Q. Do you have some examples employing this particular concept of the flagella?
A. I do, in the next slide. Hopefully this will cut to the chase and show you what we're talking about. This is an organism that my students and I work on. This is a petri dish about 15 millimeters size, filled with this soft auger food source for the organism. It's soft in the sense the organisms can swim in it, but it has some rigidity that they just don't slosh around. Now, each one of these areas showing growth were inoculated with a toothpick of cells, the wild type parent here. So this is yersinia enterocolitica, a good pathogen, double bucket disease if you ingest it.
Q. That's the center?
A. Yeah, that's the center, okay? So it can swim. So it was inoculated right here, and over about twelve hours it's radiated out from that point of inoculant. Here is this same derived from that same parental clone, but we have a transposon, a jumping gene inserted into a rod protein, part of the drive shaft for the flagellum. It can't swim. It's stuck, all right? This one is a mutation in the U joint. Same phenotype.
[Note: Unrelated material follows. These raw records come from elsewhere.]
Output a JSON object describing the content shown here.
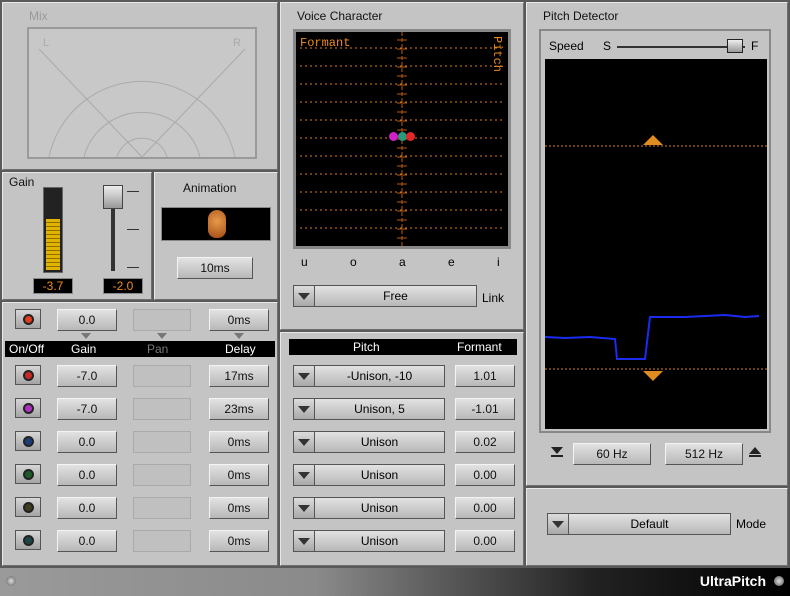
{
  "mix": {
    "title": "Mix",
    "left": "L",
    "right": "R"
  },
  "gain": {
    "title": "Gain",
    "meter_value": "-3.7",
    "fader_value": "-2.0",
    "meter_level": 0.62
  },
  "animation": {
    "title": "Animation",
    "time": "10ms"
  },
  "voice_character": {
    "title": "Voice Character",
    "formant_label": "Formant",
    "pitch_label": "Pitch",
    "vowels": [
      "u",
      "o",
      "a",
      "e",
      "i"
    ],
    "link_mode": "Free",
    "link_label": "Link"
  },
  "pitch_detector": {
    "title": "Pitch Detector",
    "speed_label": "Speed",
    "speed_slow": "S",
    "speed_fast": "F",
    "low_freq": "60 Hz",
    "high_freq": "512 Hz"
  },
  "mode": {
    "value": "Default",
    "label": "Mode"
  },
  "master": {
    "gain": "0.0",
    "delay": "0ms"
  },
  "columns": {
    "onoff": "On/Off",
    "gain": "Gain",
    "pan": "Pan",
    "delay": "Delay",
    "pitch": "Pitch",
    "formant": "Formant"
  },
  "voices": [
    {
      "led": "#c82828",
      "gain": "-7.0",
      "delay": "17ms",
      "pitch": "-Unison, -10",
      "formant": "1.01"
    },
    {
      "led": "#b030c0",
      "gain": "-7.0",
      "delay": "23ms",
      "pitch": "Unison, 5",
      "formant": "-1.01"
    },
    {
      "led": "#1e3c78",
      "gain": "0.0",
      "delay": "0ms",
      "pitch": "Unison",
      "formant": "0.02"
    },
    {
      "led": "#1e5a28",
      "gain": "0.0",
      "delay": "0ms",
      "pitch": "Unison",
      "formant": "0.00"
    },
    {
      "led": "#3c3c1e",
      "gain": "0.0",
      "delay": "0ms",
      "pitch": "Unison",
      "formant": "0.00"
    },
    {
      "led": "#1e4646",
      "gain": "0.0",
      "delay": "0ms",
      "pitch": "Unison",
      "formant": "0.00"
    }
  ],
  "app_name": "UltraPitch"
}
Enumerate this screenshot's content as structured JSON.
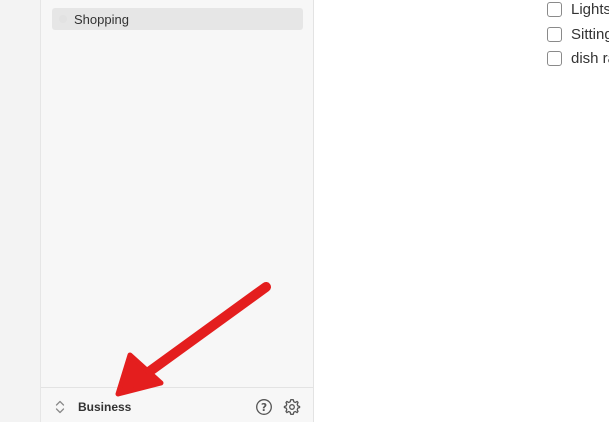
{
  "sidebar": {
    "selected_list": "Shopping"
  },
  "footer": {
    "account_name": "Business",
    "switch_icon": "chevron-up-down-icon",
    "help_icon": "question-circle-icon",
    "settings_icon": "gear-icon"
  },
  "tasks": [
    {
      "title": "Lights"
    },
    {
      "title": "Sitting"
    },
    {
      "title": "dish ra"
    }
  ],
  "colors": {
    "annotation_arrow": "#e41e1e",
    "selection": "#e6e6e6",
    "sidebar_bg": "#f7f7f7"
  }
}
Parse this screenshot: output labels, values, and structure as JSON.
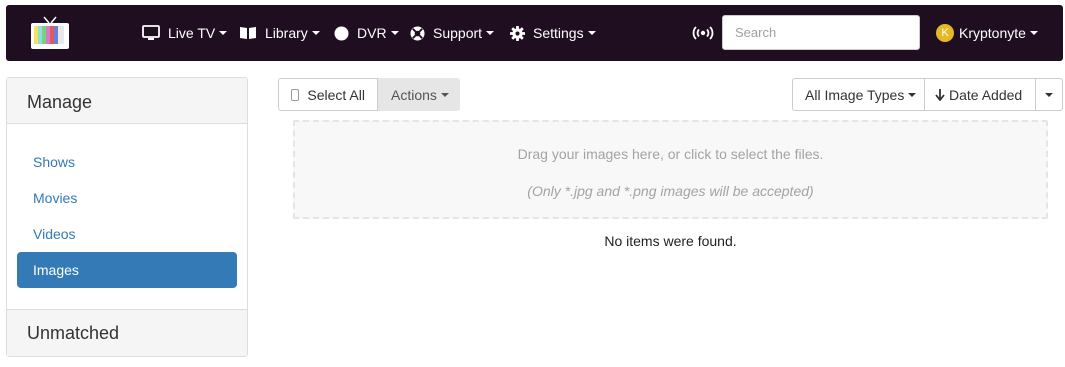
{
  "navbar": {
    "menus": [
      {
        "label": "Live TV",
        "icon": "tv-icon"
      },
      {
        "label": "Library",
        "icon": "book-icon"
      },
      {
        "label": "DVR",
        "icon": "circle-record-icon"
      },
      {
        "label": "Support",
        "icon": "lifebuoy-icon"
      },
      {
        "label": "Settings",
        "icon": "gear-icon"
      }
    ],
    "broadcast_icon": "broadcast-icon",
    "search_placeholder": "Search",
    "user": {
      "initial": "K",
      "name": "Kryptonyte"
    }
  },
  "sidebar": {
    "heading": "Manage",
    "items": [
      {
        "label": "Shows",
        "active": false
      },
      {
        "label": "Movies",
        "active": false
      },
      {
        "label": "Videos",
        "active": false
      },
      {
        "label": "Images",
        "active": true
      }
    ],
    "footer": "Unmatched"
  },
  "toolbar": {
    "select_all_label": "Select All",
    "actions_label": "Actions",
    "type_filter_label": "All Image Types",
    "sort_label": "Date Added"
  },
  "dropzone": {
    "line1": "Drag your images here, or click to select the files.",
    "line2": "(Only *.jpg and *.png images will be accepted)"
  },
  "empty_message": "No items were found.",
  "colors": {
    "navbar_bg": "#1f0e1f",
    "accent": "#337ab7",
    "avatar": "#e5b825"
  }
}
So we collect cells that have been mutagenized, we stick them in soft auger, we can screen a couple of thousand very easily with a few undergraduates, you know, in a day and look for whether or not they can swim.
Q. I'm sorry, just so we're clear on the record, the two you're talking about on the bottom left, the first one was the bottom left and the second one was the bottom right?
Q. Where you took away a portion of the flagella?
A. We have a mutation in a drive shaft protein or the U joint, and they can't swim. Now, to confirm that that's the only part that we've affected, you know, is that we can identify this mutation, clone the gene from the wild type and reintroduce it by mechanism of genetic complementation. So this is, these cells up here are derived from this mutant where we have complemented with a good copy of the gene. One mutation, one part knock out, it can't swim. Put that single gene back in we restore motility. Same thing over here. We put, knock out one part, put a good copy of the gene back in, and they can swim. By definition the system is irreducibly complex. We've done that with all 35 components of the flagellum, and we get the same effect.
(Transcript of Testimony of Scott Minnich pgs. 99-108, Kitzmiller, No. 4:04---CV-2688 (M.D. Pa., Nov. 3, 2005))
This testimony from Scott Minnich shows slides documenting his own research experiments which tested intelligent design and found that the flagellum is irreducibly complex. Yet Judge Jones had to ignore all of this testimony to claim that "ID has not been the subject of testing or research." Was that finding supported by the evidence?
None of reasons given by Judge Jones for why ID is not science are both true and relevant.